Radiographic interpretation paradigm: The small animal thorax (Proceedings)


Radiographic interpretation paradigm: The small animal thorax (Proceedings)

Aug 01, 2010

Thoracic radiography is still the most common first line assessment for diseases and conditions of the thorax. With the advent of digital radiography, a new interest in diagnostic radiology has emerged. However, even though certain artifacts are not an issue (e.g., processing, exposure), problems with inadequately positioned patients still exist. If one does not quality control their radiographs, then there is no sense in even taking them as a poor set of radiographs can mislead a veterinary and result in inappropriate treatment and/or diagnosis for the pet. Thoracic radiography is a quick and easy test to perform and because of the air/soft tissue contrast, provides for an ideal radiographic subject for evaluation. However, interpretation of the thorax can be frustrating and thereby reduce the number of cases that are being imaged even in the face of clear indications for radiographs based on the clinical presentation of the pet. A systematic approach to interpretation is the key to success. This approach will include a step by step overview for the evaluation of all aspects of the thoracic radiograph. This approach will be reviewed in broad strokes during this hour, as all aspects cannot be covered.

Objectives of the Presentation
      1. Provide practitioners with a basic interpretation paradigm for the evaluation of the small animal thorax.
     2. Provide practitioners with the appropriate assessments for technical quality control of the thoracic radiographs.
     3. Provide practitioners with a step-by-step overview for assessing abnormalities of intrathoracic structures.

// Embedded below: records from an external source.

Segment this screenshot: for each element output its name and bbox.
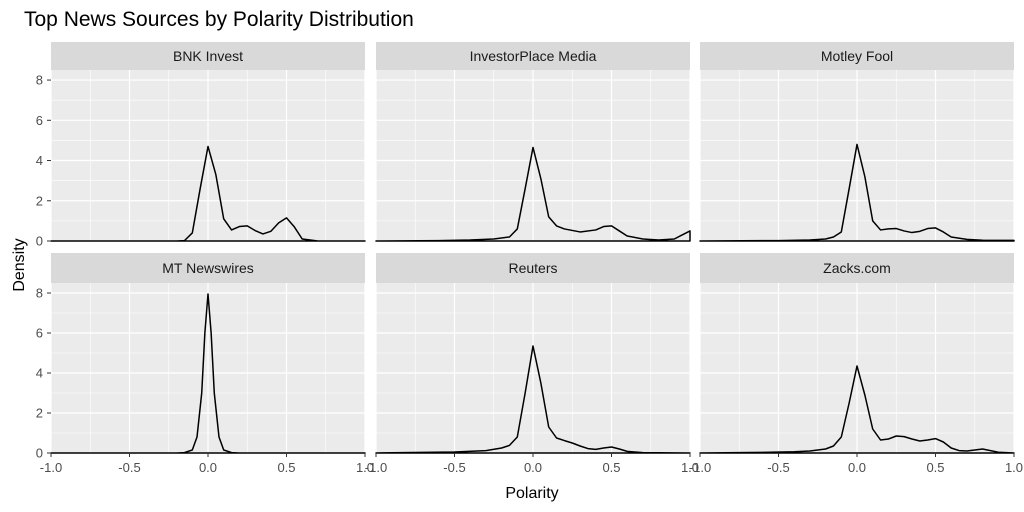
y-tick-label: 2 — [36, 193, 43, 208]
x-tick-label: 1.0 — [356, 460, 374, 475]
x-tick-label: 1.0 — [681, 460, 699, 475]
y-tick-label: 0 — [36, 446, 43, 461]
x-tick-label: 0.0 — [524, 460, 542, 475]
y-tick-label: 8 — [36, 73, 43, 88]
facet-strip — [376, 253, 690, 283]
facet-panel: Motley Fool — [699, 42, 1015, 242]
facet-panel: BNK Invest 0 2 4 6 8 — [36, 42, 366, 249]
x-tick-label: 0.0 — [848, 460, 866, 475]
density-curve — [375, 146, 691, 242]
x-axis-title: Polarity — [505, 485, 558, 502]
y-tick-label: 6 — [36, 326, 43, 341]
x-tick-label: -0.5 — [443, 460, 465, 475]
chart-title: Top News Sources by Polarity Distributio… — [24, 8, 414, 31]
facet-label: MT Newswires — [162, 260, 254, 276]
facet-strip — [51, 42, 365, 70]
y-tick-label: 4 — [36, 366, 43, 381]
x-tick-label: -1.0 — [40, 460, 62, 475]
facet-label: Reuters — [508, 260, 557, 276]
facet-panel: Reuters -1.0 -0.5 0.0 0.5 1.0 — [365, 253, 699, 475]
x-tick-label: -0.5 — [767, 460, 789, 475]
facet-label: BNK Invest — [173, 48, 243, 64]
y-tick-label: 8 — [36, 286, 43, 301]
facet-strip — [376, 42, 690, 70]
facet-panel: MT Newswires 0 2 4 6 8 -1.0 -0.5 0.0 0.5 1.0 — [36, 253, 374, 475]
facet-strip — [700, 253, 1014, 283]
y-tick-label: 6 — [36, 113, 43, 128]
facet-strip — [700, 42, 1014, 70]
x-tick-label: 0.5 — [277, 460, 295, 475]
x-tick-label: -0.5 — [118, 460, 140, 475]
y-tick-label: 2 — [36, 406, 43, 421]
facet-panel: InvestorPlace Media — [375, 42, 691, 242]
facet-label: Motley Fool — [821, 48, 893, 64]
y-axis-title: Density — [11, 238, 28, 291]
x-tick-label: -1.0 — [365, 460, 387, 475]
density-curve — [375, 345, 691, 454]
x-tick-label: 1.0 — [1005, 460, 1023, 475]
y-tick-label: 0 — [36, 234, 43, 249]
density-curve — [50, 293, 366, 454]
x-tick-label: 0.5 — [602, 460, 620, 475]
facet-strip — [51, 253, 365, 283]
x-tick-label: 0.0 — [199, 460, 217, 475]
facet-panels: BNK Invest 0 2 4 6 8 InvestorPlace Media Motley… — [36, 42, 1023, 475]
density-curve — [699, 365, 1015, 454]
x-tick-label: -1.0 — [689, 460, 711, 475]
facet-label: InvestorPlace Media — [470, 48, 597, 64]
y-tick-label: 4 — [36, 153, 43, 168]
facet-label: Zacks.com — [823, 260, 891, 276]
facet-panel: Zacks.com -1.0 -0.5 0.0 0.5 1.0 — [689, 253, 1023, 475]
density-curve — [50, 145, 366, 242]
density-curve — [699, 143, 1015, 242]
x-tick-label: 0.5 — [926, 460, 944, 475]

Key Etiologic and Pathophysiologic Points
     1. Technical factors including technique, phase of respiration and the positioning of the patient have to be taken into account when interpreting thoracic radiographs.
     2. Often, thoracic diseases are multicompartmental.
     3. Often, pulmonary patterns are mixed with disease being in transition or involving a variety of lung components.
     4. All radiographic abnormalities are described based on the standard roentgen sign approach. Ultimately, the abnormalities should be interpreted in light of the patient, physical examination and laboratory data. There will be incidental findings that may or may need to be pursued.
     5. Thoracic ultrasound is limited to peripheral masses (pleural, pulmonary or mediastinal) or generalized disease (pleural or pulmonary)
     6. Repeat thoracic radiographs should be thought of in terms of repeat blood work. You are evaluating a very small time period (1/120th of a sec or faster) of the disease process and all diseases are not static.

Key Clinical Diagnostic Points
     1. One should try to compartmentalize radiographic abnormalities into extrathoracic, pleural, pulmonary and mediastinal (including cardiac), recognizing that any disease can have multicompartmental components.
     2. Most radiographic changes are non-specific and the creation of a prioritized differential list that goes from general to as specific as possible should be written out in the medical record as a summary to the interpretation.
     3. Lesions within the down lung lobe are more difficult to see due to atelectasis of the normal lung adjacent to the abnormal lung.
     4. On a left lateral radiograph, the cardiac silhouette will rotate away from the sternum and should not be mistaken for a pneumothorax.
     5. Always practice radiation safety. Be sure that this is enforced with the techs taking the radiographs and there are penalties associated with violations of standard ALARA principles. Standard radiation safety measures are beyond the scope of this talk; however, remember several key factors: use high mA and low time stations for a given mAs; collimate, collimate, collimate, wear lead apron, thyroid shields and gloves (none of which protect from the primary beam), do not stand directly in front of the tube when making an exposure and use sedation and restraint devices as a first line prior to someone being in the room.

Key Therapeutic Points
     1. Follow-up radiographs should be obtained in rapid succession if warranted (within the same day or within 24 to 48 hours).
     2. Follow-up radiographs will often document the progression or regression of disease.
     3. In certain diseases, the radiographic resolution of abnormalities may lag behind the clinical response by the patient.
     4. Dogs and cats in congestive left sided heart failure usually clear within 24 hours if an adequate diuretic dose has been used.